Eigenlijk buiten proportie, maar wel de meerwaarde
Is het bedrijf succesvol? “Wel als je bedenkt dat we dit al 30 jaar doen. Maar het is nog steeds een enorme niche met veel uitdagingen. En de enorme organisatie die je moet optuigen om 10 hectare te vermarkten, is eigenlijk buiten proportie. De marge in de korte keten is weliswaar hoger, maar als je alle kosten toewijst, is het rendement waarschijnlijk lager. Anderzijds is het de korte keten die het voor ons mogelijk maakt om zo’n diversiteit te telen. En het brengt leven in het bedrijf, met een leuk team mensen. Voor ons geeft het de meerwaarde aan het bedrijf.”
Floor kan voortbouwen op de inspanningen van zijn ouders die het bedrijf hebben opgebouwd. “De eerste 10 jaar is er geen cent verdiend. Je moet een hele lange periode idealistisch werken voordat je wat gaat verdienen. Nu verdien ik genoeg om weer te kunnen investeren.”

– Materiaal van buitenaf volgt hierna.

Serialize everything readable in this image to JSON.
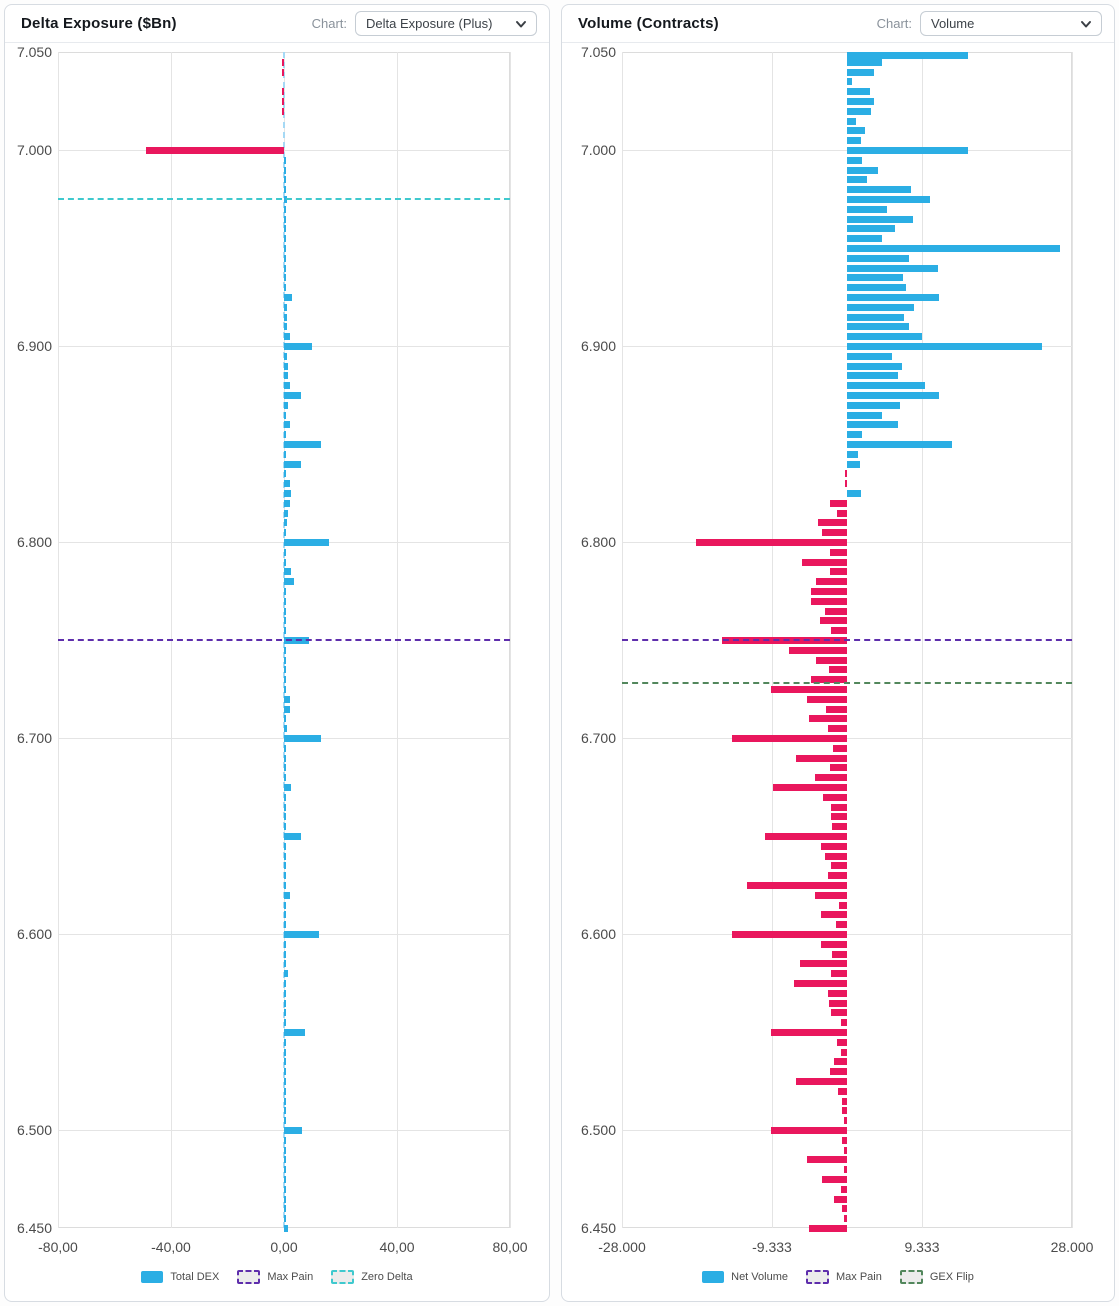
{
  "panels": [
    {
      "title": "Delta Exposure ($Bn)",
      "chart_selector_label": "Chart:",
      "chart_selector_value": "Delta Exposure (Plus)"
    },
    {
      "title": "Volume (Contracts)",
      "chart_selector_label": "Chart:",
      "chart_selector_value": "Volume"
    }
  ],
  "chart_data": [
    {
      "type": "bar",
      "orientation": "horizontal",
      "title": "Delta Exposure ($Bn)",
      "series_name": "Total DEX",
      "value_axis": {
        "min": -80,
        "max": 80,
        "ticks": [
          {
            "v": -80,
            "label": "-80,00"
          },
          {
            "v": -40,
            "label": "-40,00"
          },
          {
            "v": 0,
            "label": "0,00"
          },
          {
            "v": 40,
            "label": "40,00"
          },
          {
            "v": 80,
            "label": "80,00"
          }
        ]
      },
      "price_axis": {
        "min": 6.45,
        "max": 7.05,
        "step": 0.005,
        "ticks": [
          {
            "v": 7.05,
            "label": "7.050"
          },
          {
            "v": 7.0,
            "label": "7.000"
          },
          {
            "v": 6.9,
            "label": "6.900"
          },
          {
            "v": 6.8,
            "label": "6.800"
          },
          {
            "v": 6.7,
            "label": "6.700"
          },
          {
            "v": 6.6,
            "label": "6.600"
          },
          {
            "v": 6.5,
            "label": "6.500"
          },
          {
            "v": 6.45,
            "label": "6.450"
          }
        ]
      },
      "colors": {
        "positive": "#2baee4",
        "negative": "#e9175d"
      },
      "zero_value_line": {
        "color": "#a5d9f5",
        "style": "dashed"
      },
      "reference_lines": [
        {
          "name": "Max Pain",
          "price": 6.75,
          "color": "#5e2eac",
          "style": "dashed"
        },
        {
          "name": "Zero Delta",
          "price": 6.975,
          "color": "#3fc9ce",
          "style": "dashed"
        }
      ],
      "legend": [
        {
          "label": "Total DEX",
          "swatch": "fill",
          "color": "#2baee4"
        },
        {
          "label": "Max Pain",
          "swatch": "dashed",
          "color": "#5e2eac"
        },
        {
          "label": "Zero Delta",
          "swatch": "dashed",
          "color": "#3fc9ce"
        }
      ],
      "points": [
        [
          7.05,
          0
        ],
        [
          7.045,
          -0.7
        ],
        [
          7.04,
          -0.7
        ],
        [
          7.035,
          0
        ],
        [
          7.03,
          -0.5
        ],
        [
          7.025,
          -0.7
        ],
        [
          7.02,
          -0.7
        ],
        [
          7.015,
          0
        ],
        [
          7.01,
          0
        ],
        [
          7.005,
          0
        ],
        [
          7.0,
          -49
        ],
        [
          6.995,
          0.4
        ],
        [
          6.99,
          0.4
        ],
        [
          6.985,
          0.4
        ],
        [
          6.98,
          0.4
        ],
        [
          6.975,
          1.2
        ],
        [
          6.97,
          0.4
        ],
        [
          6.965,
          0.4
        ],
        [
          6.96,
          0.6
        ],
        [
          6.955,
          0.4
        ],
        [
          6.95,
          0.8
        ],
        [
          6.945,
          0.6
        ],
        [
          6.94,
          0.6
        ],
        [
          6.935,
          0.4
        ],
        [
          6.93,
          0.6
        ],
        [
          6.925,
          3
        ],
        [
          6.92,
          1
        ],
        [
          6.915,
          1
        ],
        [
          6.91,
          1
        ],
        [
          6.905,
          2
        ],
        [
          6.9,
          10
        ],
        [
          6.895,
          1
        ],
        [
          6.89,
          1.5
        ],
        [
          6.885,
          1.5
        ],
        [
          6.88,
          2
        ],
        [
          6.875,
          6
        ],
        [
          6.87,
          1.5
        ],
        [
          6.865,
          0.6
        ],
        [
          6.86,
          2.3
        ],
        [
          6.855,
          0.6
        ],
        [
          6.85,
          13
        ],
        [
          6.845,
          0.8
        ],
        [
          6.84,
          6
        ],
        [
          6.835,
          0.6
        ],
        [
          6.83,
          2
        ],
        [
          6.825,
          2.5
        ],
        [
          6.82,
          2
        ],
        [
          6.815,
          1.5
        ],
        [
          6.81,
          1
        ],
        [
          6.805,
          0.6
        ],
        [
          6.8,
          16
        ],
        [
          6.795,
          0.8
        ],
        [
          6.79,
          0.8
        ],
        [
          6.785,
          2.5
        ],
        [
          6.78,
          3.5
        ],
        [
          6.775,
          0.8
        ],
        [
          6.77,
          0.6
        ],
        [
          6.765,
          0.8
        ],
        [
          6.76,
          0.4
        ],
        [
          6.755,
          0.4
        ],
        [
          6.75,
          9
        ],
        [
          6.745,
          0.8
        ],
        [
          6.74,
          0.6
        ],
        [
          6.735,
          0.4
        ],
        [
          6.73,
          0.4
        ],
        [
          6.725,
          0.4
        ],
        [
          6.72,
          2
        ],
        [
          6.715,
          2
        ],
        [
          6.71,
          0.6
        ],
        [
          6.705,
          1
        ],
        [
          6.7,
          13
        ],
        [
          6.695,
          0.6
        ],
        [
          6.69,
          0.4
        ],
        [
          6.685,
          0.6
        ],
        [
          6.68,
          0.4
        ],
        [
          6.675,
          2.5
        ],
        [
          6.67,
          0.6
        ],
        [
          6.665,
          0.4
        ],
        [
          6.66,
          0.6
        ],
        [
          6.655,
          0.4
        ],
        [
          6.65,
          6
        ],
        [
          6.645,
          0.6
        ],
        [
          6.64,
          0.4
        ],
        [
          6.635,
          0.4
        ],
        [
          6.63,
          0.4
        ],
        [
          6.625,
          0.4
        ],
        [
          6.62,
          2
        ],
        [
          6.615,
          0.6
        ],
        [
          6.61,
          0.4
        ],
        [
          6.605,
          0.4
        ],
        [
          6.6,
          12.5
        ],
        [
          6.595,
          0.6
        ],
        [
          6.59,
          0.4
        ],
        [
          6.585,
          0.4
        ],
        [
          6.58,
          1.5
        ],
        [
          6.575,
          0.4
        ],
        [
          6.57,
          0.4
        ],
        [
          6.565,
          0.4
        ],
        [
          6.56,
          0.4
        ],
        [
          6.555,
          0.4
        ],
        [
          6.55,
          7.5
        ],
        [
          6.545,
          0.4
        ],
        [
          6.54,
          0.4
        ],
        [
          6.535,
          0.4
        ],
        [
          6.53,
          0.4
        ],
        [
          6.525,
          0.4
        ],
        [
          6.52,
          0.4
        ],
        [
          6.515,
          0.4
        ],
        [
          6.51,
          0.4
        ],
        [
          6.505,
          0.4
        ],
        [
          6.5,
          6.5
        ],
        [
          6.495,
          0.4
        ],
        [
          6.49,
          0.3
        ],
        [
          6.485,
          0.3
        ],
        [
          6.48,
          0.3
        ],
        [
          6.475,
          0.3
        ],
        [
          6.47,
          0.3
        ],
        [
          6.465,
          0.3
        ],
        [
          6.46,
          0.3
        ],
        [
          6.455,
          0.3
        ],
        [
          6.45,
          1.5
        ]
      ]
    },
    {
      "type": "bar",
      "orientation": "horizontal",
      "title": "Volume (Contracts)",
      "series_name": "Net Volume",
      "value_axis": {
        "min": -28000,
        "max": 28000,
        "ticks": [
          {
            "v": -28000,
            "label": "-28.000"
          },
          {
            "v": -9333,
            "label": "-9.333"
          },
          {
            "v": 9333,
            "label": "9.333"
          },
          {
            "v": 28000,
            "label": "28.000"
          }
        ]
      },
      "price_axis": {
        "min": 6.45,
        "max": 7.05,
        "step": 0.005,
        "ticks": [
          {
            "v": 7.05,
            "label": "7.050"
          },
          {
            "v": 7.0,
            "label": "7.000"
          },
          {
            "v": 6.9,
            "label": "6.900"
          },
          {
            "v": 6.8,
            "label": "6.800"
          },
          {
            "v": 6.7,
            "label": "6.700"
          },
          {
            "v": 6.6,
            "label": "6.600"
          },
          {
            "v": 6.5,
            "label": "6.500"
          },
          {
            "v": 6.45,
            "label": "6.450"
          }
        ]
      },
      "colors": {
        "positive": "#2baee4",
        "negative": "#e9175d"
      },
      "reference_lines": [
        {
          "name": "Max Pain",
          "price": 6.75,
          "color": "#5e2eac",
          "style": "dashed"
        },
        {
          "name": "GEX Flip",
          "price": 6.728,
          "color": "#52875c",
          "style": "dashed"
        }
      ],
      "legend": [
        {
          "label": "Net Volume",
          "swatch": "fill",
          "color": "#2baee4"
        },
        {
          "label": "Max Pain",
          "swatch": "dashed",
          "color": "#5e2eac"
        },
        {
          "label": "GEX Flip",
          "swatch": "dashed",
          "color": "#52875c"
        }
      ],
      "points": [
        [
          7.05,
          15100
        ],
        [
          7.045,
          4300
        ],
        [
          7.04,
          3300
        ],
        [
          7.035,
          600
        ],
        [
          7.03,
          2800
        ],
        [
          7.025,
          3300
        ],
        [
          7.02,
          2950
        ],
        [
          7.015,
          1100
        ],
        [
          7.01,
          2300
        ],
        [
          7.005,
          1700
        ],
        [
          7.0,
          15000
        ],
        [
          6.995,
          1850
        ],
        [
          6.99,
          3800
        ],
        [
          6.985,
          2500
        ],
        [
          6.98,
          8000
        ],
        [
          6.975,
          10300
        ],
        [
          6.97,
          5000
        ],
        [
          6.965,
          8200
        ],
        [
          6.96,
          6000
        ],
        [
          6.955,
          4400
        ],
        [
          6.95,
          26500
        ],
        [
          6.945,
          7700
        ],
        [
          6.94,
          11300
        ],
        [
          6.935,
          7000
        ],
        [
          6.93,
          7400
        ],
        [
          6.925,
          11400
        ],
        [
          6.92,
          8300
        ],
        [
          6.915,
          7100
        ],
        [
          6.91,
          7700
        ],
        [
          6.905,
          9300
        ],
        [
          6.9,
          24300
        ],
        [
          6.895,
          5600
        ],
        [
          6.89,
          6900
        ],
        [
          6.885,
          6300
        ],
        [
          6.88,
          9700
        ],
        [
          6.875,
          11400
        ],
        [
          6.87,
          6600
        ],
        [
          6.865,
          4400
        ],
        [
          6.86,
          6400
        ],
        [
          6.855,
          1900
        ],
        [
          6.85,
          13100
        ],
        [
          6.845,
          1350
        ],
        [
          6.84,
          1600
        ],
        [
          6.835,
          -300
        ],
        [
          6.83,
          -300
        ],
        [
          6.825,
          1800
        ],
        [
          6.82,
          -2100
        ],
        [
          6.815,
          -1200
        ],
        [
          6.81,
          -3550
        ],
        [
          6.805,
          -3100
        ],
        [
          6.8,
          -18800
        ],
        [
          6.795,
          -2100
        ],
        [
          6.79,
          -5650
        ],
        [
          6.785,
          -2100
        ],
        [
          6.78,
          -3800
        ],
        [
          6.775,
          -4500
        ],
        [
          6.77,
          -4500
        ],
        [
          6.765,
          -2700
        ],
        [
          6.76,
          -3300
        ],
        [
          6.755,
          -1950
        ],
        [
          6.75,
          -15500
        ],
        [
          6.745,
          -7250
        ],
        [
          6.74,
          -3800
        ],
        [
          6.735,
          -2200
        ],
        [
          6.73,
          -4500
        ],
        [
          6.725,
          -9450
        ],
        [
          6.72,
          -4950
        ],
        [
          6.715,
          -2575
        ],
        [
          6.71,
          -4750
        ],
        [
          6.705,
          -2350
        ],
        [
          6.7,
          -14250
        ],
        [
          6.695,
          -1700
        ],
        [
          6.69,
          -6350
        ],
        [
          6.685,
          -2100
        ],
        [
          6.68,
          -3950
        ],
        [
          6.675,
          -9200
        ],
        [
          6.67,
          -3000
        ],
        [
          6.665,
          -2000
        ],
        [
          6.66,
          -2000
        ],
        [
          6.655,
          -1900
        ],
        [
          6.65,
          -10200
        ],
        [
          6.645,
          -3200
        ],
        [
          6.64,
          -2800
        ],
        [
          6.635,
          -2000
        ],
        [
          6.63,
          -2350
        ],
        [
          6.625,
          -12500
        ],
        [
          6.62,
          -4000
        ],
        [
          6.615,
          -1000
        ],
        [
          6.61,
          -3200
        ],
        [
          6.605,
          -1350
        ],
        [
          6.6,
          -14250
        ],
        [
          6.595,
          -3200
        ],
        [
          6.59,
          -1850
        ],
        [
          6.585,
          -5900
        ],
        [
          6.58,
          -2000
        ],
        [
          6.575,
          -6600
        ],
        [
          6.57,
          -2350
        ],
        [
          6.565,
          -2200
        ],
        [
          6.56,
          -2000
        ],
        [
          6.555,
          -750
        ],
        [
          6.55,
          -9450
        ],
        [
          6.545,
          -1230
        ],
        [
          6.54,
          -750
        ],
        [
          6.535,
          -1600
        ],
        [
          6.53,
          -2100
        ],
        [
          6.525,
          -6350
        ],
        [
          6.52,
          -1100
        ],
        [
          6.515,
          -600
        ],
        [
          6.51,
          -600
        ],
        [
          6.505,
          -400
        ],
        [
          6.5,
          -9400
        ],
        [
          6.495,
          -600
        ],
        [
          6.49,
          -400
        ],
        [
          6.485,
          -4950
        ],
        [
          6.48,
          -400
        ],
        [
          6.475,
          -3050
        ],
        [
          6.47,
          -750
        ],
        [
          6.465,
          -1600
        ],
        [
          6.46,
          -600
        ],
        [
          6.455,
          -400
        ],
        [
          6.45,
          -4700
        ]
      ]
    }
  ]
}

Horeca: vooral helpen omdenken
De 10 hectare korte keten is nu voor 60% B2B en voor 40% B2C. Horeca en B2B hebben een heel andere logistiek dan groentepakketten, geeft Floor aan. Daarmee voegt hij dus nog extra complexiteit aan het bedrijf toe. In de horeca is de overstap van de conventionele groenteleverancier naar lokaal niet zozeer prijsgedreven. De uitdaging is om chefs zo te faciliteren dat ze daadwerkelijk gaan bestellen. “Ze zijn gewend aan bestelgemak, dat is de grootste hobbel. Je moet chefs helpen omdenken, op basis van je enthousiasme en je kennis van de producten. Als je werkt met seizoensproducten moeten jouw verkoop en hun inkoop goed op elkaar afgestemd zijn. Je moet dus tijdig aankondigen wat er binnenkort geoogst gaat worden en ook wanneer het seizoen weer afloopt. Dan kan de keuken daar rekening mee houden.”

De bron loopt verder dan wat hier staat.